COSCO SHIPPING Technology Co., Ltd.
2025 Board of Directors Work Report
In 2025, COSCO SHIPPING Technology Co., Ltd. (hereinafter referred to as "the Company") Board of Directors strictly followed laws and regulations such as the "Company Law" and "Securities Law," as well as the "Shenzhen Stock Exchange Stock Listing Rules," "Articles of Association," and "Board of Directors Meeting Rules." It diligently implemented all resolutions of the shareholders' meeting, continuously optimized corporate governance, further strengthened board construction and standardized operations, improved the scientific decision-making mechanism, diligently promoted various tasks, fully completed annual operating objectives, and effectively protected the legitimate interests of investors, driving the company's high-quality development. The work report for the Board of Directors in 2025 is as follows.
I. Solidly Advancing Business Operations
In 2025, the Company's Board of Directors supervised and guided the management in implementing the annual objectives and operating plan. Facing the difficulties and challenges brought by the severe market situation, the Company proactively adapted to market changes, continuously optimized its business structure, and actively explored new paths for high-quality development.
During the reporting period, the Company achieved operating revenue of 1.806 billion yuan, a year-on-year increase of 0.51%; total profit was 0.31 billion yuan, a year-on-year decrease of 77.39%; net profit attributable to shareholders of the listed company, after deducting non-recurring gains and losses, was 0.18 billion yuan, a year-on-year decrease of 84.73%.

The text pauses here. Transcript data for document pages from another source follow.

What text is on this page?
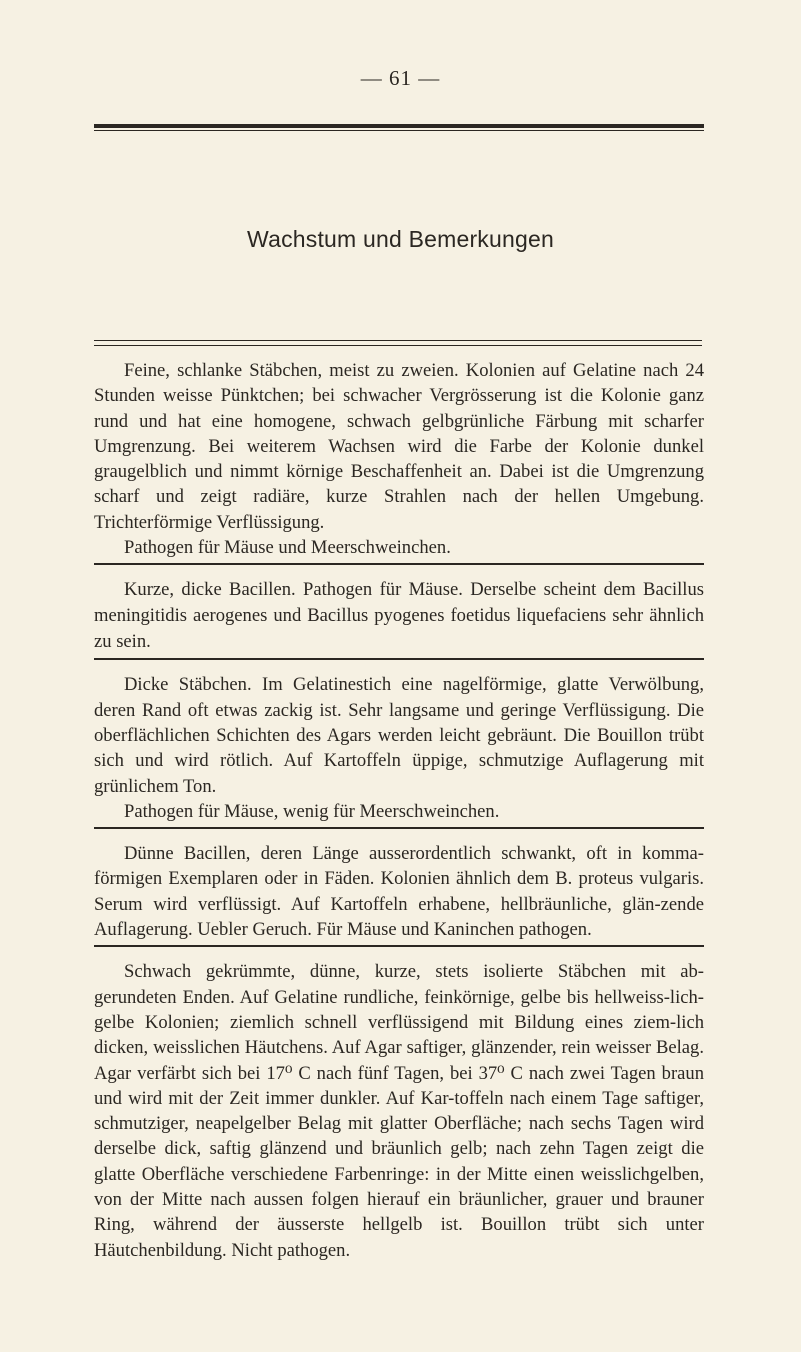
— 61 —
Wachstum und Bemerkungen

Feine, schlanke Stäbchen, meist zu zweien. Kolonien auf Gelatine nach 24 Stunden weisse Pünktchen; bei schwacher Vergrösserung ist die Kolonie ganz rund und hat eine homogene, schwach gelbgrünliche Färbung mit scharfer Umgrenzung. Bei weiterem Wachsen wird die Farbe der Kolonie dunkel graugelblich und nimmt körnige Beschaffenheit an. Dabei ist die Umgrenzung scharf und zeigt radiäre, kurze Strahlen nach der hellen Umgebung. Trichterförmige Verflüssigung.

Pathogen für Mäuse und Meerschweinchen.

Kurze, dicke Bacillen. Pathogen für Mäuse. Derselbe scheint dem Bacillus meningitidis aerogenes und Bacillus pyogenes foetidus liquefaciens sehr ähnlich zu sein.

Dicke Stäbchen. Im Gelatinestich eine nagelförmige, glatte Verwölbung, deren Rand oft etwas zackig ist. Sehr langsame und geringe Verflüssigung. Die oberflächlichen Schichten des Agars werden leicht gebräunt. Die Bouillon trübt sich und wird rötlich. Auf Kartoffeln üppige, schmutzige Auflagerung mit grünlichem Ton.

Pathogen für Mäuse, wenig für Meerschweinchen.

Dünne Bacillen, deren Länge ausserordentlich schwankt, oft in komma-förmigen Exemplaren oder in Fäden. Kolonien ähnlich dem B. proteus vulgaris. Serum wird verflüssigt. Auf Kartoffeln erhabene, hellbräunliche, glän-zende Auflagerung. Uebler Geruch. Für Mäuse und Kaninchen pathogen.

Schwach gekrümmte, dünne, kurze, stets isolierte Stäbchen mit ab-gerundeten Enden. Auf Gelatine rundliche, feinkörnige, gelbe bis hellweiss-lich-gelbe Kolonien; ziemlich schnell verflüssigend mit Bildung eines ziem-lich dicken, weisslichen Häutchens. Auf Agar saftiger, glänzender, rein weisser Belag. Agar verfärbt sich bei 17⁰ C nach fünf Tagen, bei 37⁰ C nach zwei Tagen braun und wird mit der Zeit immer dunkler. Auf Kar-toffeln nach einem Tage saftiger, schmutziger, neapelgelber Belag mit glatter Oberfläche; nach sechs Tagen wird derselbe dick, saftig glänzend und bräunlich gelb; nach zehn Tagen zeigt die glatte Oberfläche verschiedene Farbenringe: in der Mitte einen weisslichgelben, von der Mitte nach aussen folgen hierauf ein bräunlicher, grauer und brauner Ring, während der äusserste hellgelb ist. Bouillon trübt sich unter Häutchenbildung. Nicht pathogen.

II. Diligent and Responsible Board of Directors, Effectively Fulfilling Duties
(I) Board of Directors Organizational Structure
The Company's Board of Directors strictly followed laws and regulations such as the "Company Law," "Securities Law," and "Guiding Opinions on Corporate Governance of Listed Companies" in its work. The changes in the Board of Directors in 2025 are as follows: In April, the former Chairman and Director Mr. Liang Yanfeng resigned due to work adjustments, and the Company elected Mr. Wang Xinbo as Chairman. In November, Ms. Lin Yaxuan was elected as a non-independent director, Mr. Peng Xin was elected as an independent director, and Mr. Yang Min no longer served as an independent director. After the adjustments, the composition of the Board of Directors is: Chairman (1 person): Wang Xinbo; Directors (5 people): Wang Xinbo, Lin Yaxuan, Li Guorong, Dong Yuhang, Jiang Shifei; Independent Directors (3 people): Li Jiaming, Zhang Zhiyun, Peng Xin; Employee Director (1 person): Wang Chenggang.
The Board of Directors has established an Audit Committee, a Strategy Committee, a Nomination Committee, a Remuneration and Appraisal Committee, and a Risk and Compliance Management Committee. Among these, the Audit Committee, Nomination Committee, and Remuneration and Appraisal Committee have a majority of independent directors who also serve as conveners, and the convener of the Audit Committee is a professional accountant.
(II) Operations of the Board of Directors and its Special Committees
In 2025, the Board of Directors held 8 meetings and reviewed and approved 58 proposals. These included reviewing major matters such as the Company's periodic reports, capital increases in joint ventures, reform of the Supervisory Board, board elections, and the appointment of senior management personnel. The special committees of the Board of Directors diligently performed their duties in accordance with the "Articles of Association" and their respective working rules. Specifically, the Audit Committee held 5 meetings and reviewed 17 proposals; the Strategy Committee held 1 meeting and reviewed 1 proposal; the Nomination Committee held 2 meetings and reviewed 6 proposals; the Remuneration and Appraisal Committee held 1 meeting and reviewed 1 proposal; the Risk and Compliance Management Committee held 2 meetings and reviewed 3 proposals. The professional advantages and functional roles of the Board's special committees were fully utilized.